Professor Kesten is an Associate Professor whose research focuses on both theoretical and empirical aspects of corporate governance and public markets. His recent publications address emerging topics in corporate law, mergers and acquisitions, corporate political activity, and the market for Initial Public Offerings. Before entering academia, he was a litigator in Boston, where his practice focused primarily on corporate and securities litigation, and he clerked at the British Columbia Supreme Court.

Jennifer Robbennolt, Alice Curtis Campbell Professor of Law and Professor of Psychology and Co-Director of the Illinois Program on Law, Behavior and Social Science

Professor Robbennolt's research integrates psychology into the study of law and legal institutions, focusing primarily on legal decision-making and the use of empirical research methodology in law. She has served as the chair of the AALS section on law and the social sciences and as the secretary of the American Psychology-Law Society. She currently serves as an Associate Editor of the Law and Society Review and as is on the editorial boards of Psychology, Public Policy, and Law and Law and Human Behavior.

Tim Samples, Professor of Law at the University of Georgia

Professor Samples is a Professor of Legal Studies at the Terry College of Business. His research on international law focuses primarily on sovereign debt and investor-state disputes. Another area of his work is interdisciplinary research on law and technology. His research appears in the American Business Law Journal, the Harvard International Law Journal, the Yale Journal of International Law, the Berkeley Technology Law Journal, the Columbia Journal of Transnational Law, the University of Pennsylvania Journal of Business Law, the Cornell International Law Journal, the Journal of the Association for Consumer Research, and the Columbia Journalism Review, among others.

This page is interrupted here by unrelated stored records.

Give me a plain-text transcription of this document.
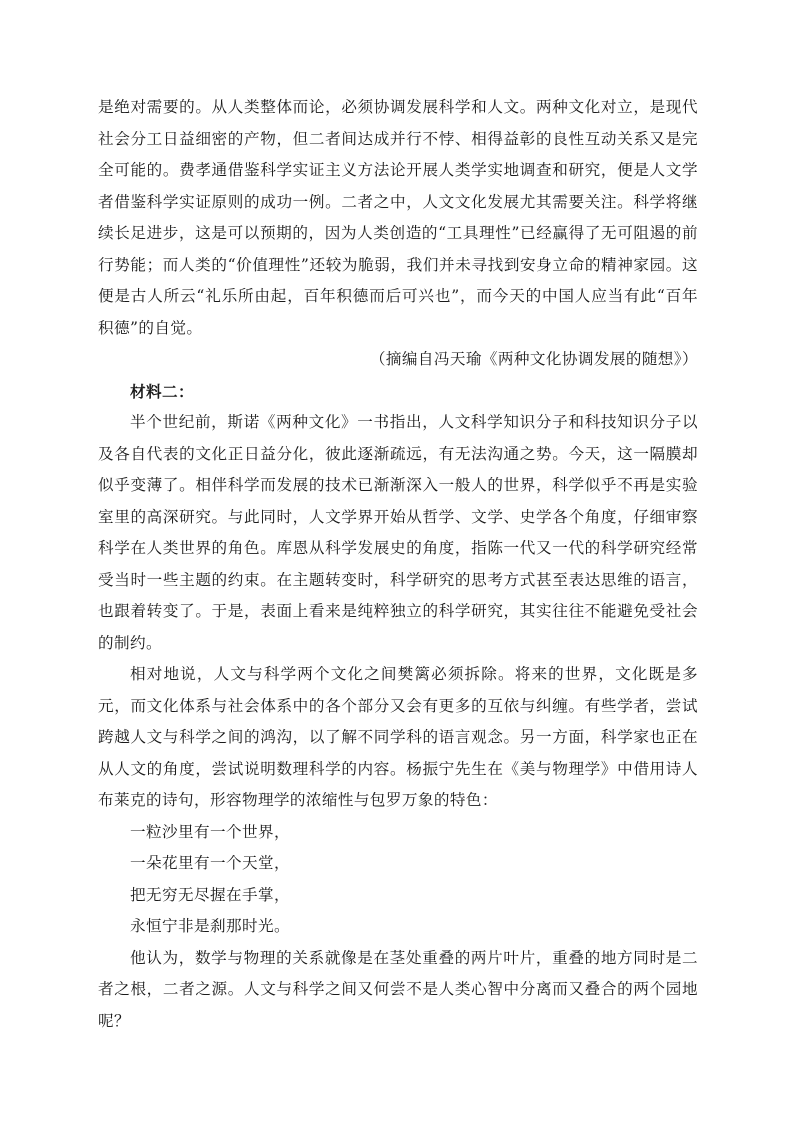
是绝对需要的。从人类整体而论，必须协调发展科学和人文。两种文化对立，是现代社会分工日益细密的产物，但二者间达成并行不悖、相得益彰的良性互动关系又是完全可能的。费孝通借鉴科学实证主义方法论开展人类学实地调查和研究，便是人文学者借鉴科学实证原则的成功一例。二者之中，人文文化发展尤其需要关注。科学将继续长足进步，这是可以预期的，因为人类创造的“工具理性”已经赢得了无可阻遏的前行势能；而人类的“价值理性”还较为脆弱，我们并未寻找到安身立命的精神家园。这便是古人所云“礼乐所由起，百年积德而后可兴也”，而今天的中国人应当有此“百年积德”的自觉。

（摘编自冯天瑜《两种文化协调发展的随想》）

材料二：

半个世纪前，斯诺《两种文化》一书指出，人文科学知识分子和科技知识分子以及各自代表的文化正日益分化，彼此逐渐疏远，有无法沟通之势。今天，这一隔膜却似乎变薄了。相伴科学而发展的技术已渐渐深入一般人的世界，科学似乎不再是实验室里的高深研究。与此同时，人文学界开始从哲学、文学、史学各个角度，仔细审察科学在人类世界的角色。库恩从科学发展史的角度，指陈一代又一代的科学研究经常受当时一些主题的约束。在主题转变时，科学研究的思考方式甚至表达思维的语言，也跟着转变了。于是，表面上看来是纯粹独立的科学研究，其实往往不能避免受社会的制约。

相对地说，人文与科学两个文化之间樊篱必须拆除。将来的世界，文化既是多元，而文化体系与社会体系中的各个部分又会有更多的互依与纠缠。有些学者，尝试跨越人文与科学之间的鸿沟，以了解不同学科的语言观念。另一方面，科学家也正在从人文的角度，尝试说明数理科学的内容。杨振宁先生在《美与物理学》中借用诗人布莱克的诗句，形容物理学的浓缩性与包罗万象的特色：

一粒沙里有一个世界，

一朵花里有一个天堂，

把无穷无尽握在手掌，

永恒宁非是刹那时光。

他认为，数学与物理的关系就像是在茎处重叠的两片叶片，重叠的地方同时是二者之根，二者之源。人文与科学之间又何尝不是人类心智中分离而又叠合的两个园地呢？
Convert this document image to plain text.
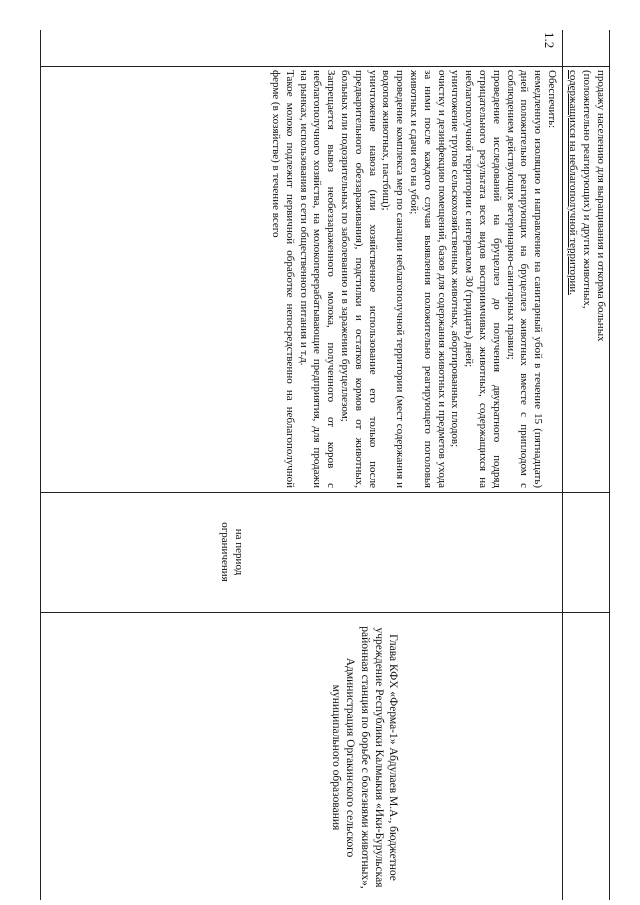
продажу населению для выращивания и откорма больных

(положительно реагирующих) и других животных,

содержащихся на неблагополучной территории.

1.2

Обеспечить:

немедленную изоляцию и направление на санитарный убой в течение 15 (пятнадцать) дней положительно реагирующих на бруцеллез животных вместе с приплодом с соблюдением действующих ветеринарно-санитарных правил;

проведение исследований на бруцеллез до получения двукратного подряд отрицательного результата всех видов восприимчивых животных, содержащихся на неблагополучной территории с интервалом 30 (тридцать) дней;

уничтожение трупов сельскохозяйственных животных, абортированных плодов;

очистку и дезинфекцию помещений, базов для содержания животных и предметов ухода за ними после каждого случая выявления положительно реагирующего поголовья животных и сдачи его на убой;

проведение комплекса мер по санации неблагополучной территории (мест содержания и водопоя животных, пастбищ);

уничтожение навоза (или хозяйственное использование его только после предварительного обеззараживания), подстилки и остатков кормов от животных, больных или подозрительных по заболеванию и в заражении бруцеллезом;

Запрещается вывоз необеззараженного молока, полученного от коров с неблагополучного хозяйства, на молокоперерабатывающие предприятия, для продажи на рынках, использования в сети общественного питания и т.д.

Такое молоко подлежит первичной обработке непосредственно на неблагополучной ферме (в хозяйстве) в течение всего

на период ограничения
Глава КФХ «Ферма-1» Абдулаев М.А., бюджетное учреждение Республики Калмыкия «Ики-Бурульская районная станция по борьбе с болезнями животных», Администрация Оргакинского сельского муниципального образования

Verity Winship, Professor of Law at the University of Illinois Urbana-Champaign

Professor Verity Winship is an expert in business law and complex litigation. Her research focuses on corporate litigation, securities enforcement, and disputes that cross legal systems. Professor Winship’s articles have appeared in such journals as Vanderbilt Law Review, Boston University Law Review, Journal of Empirical Legal Studies, Delaware Journal of Corporate Law, and Stanford Journal of Complex Litigation.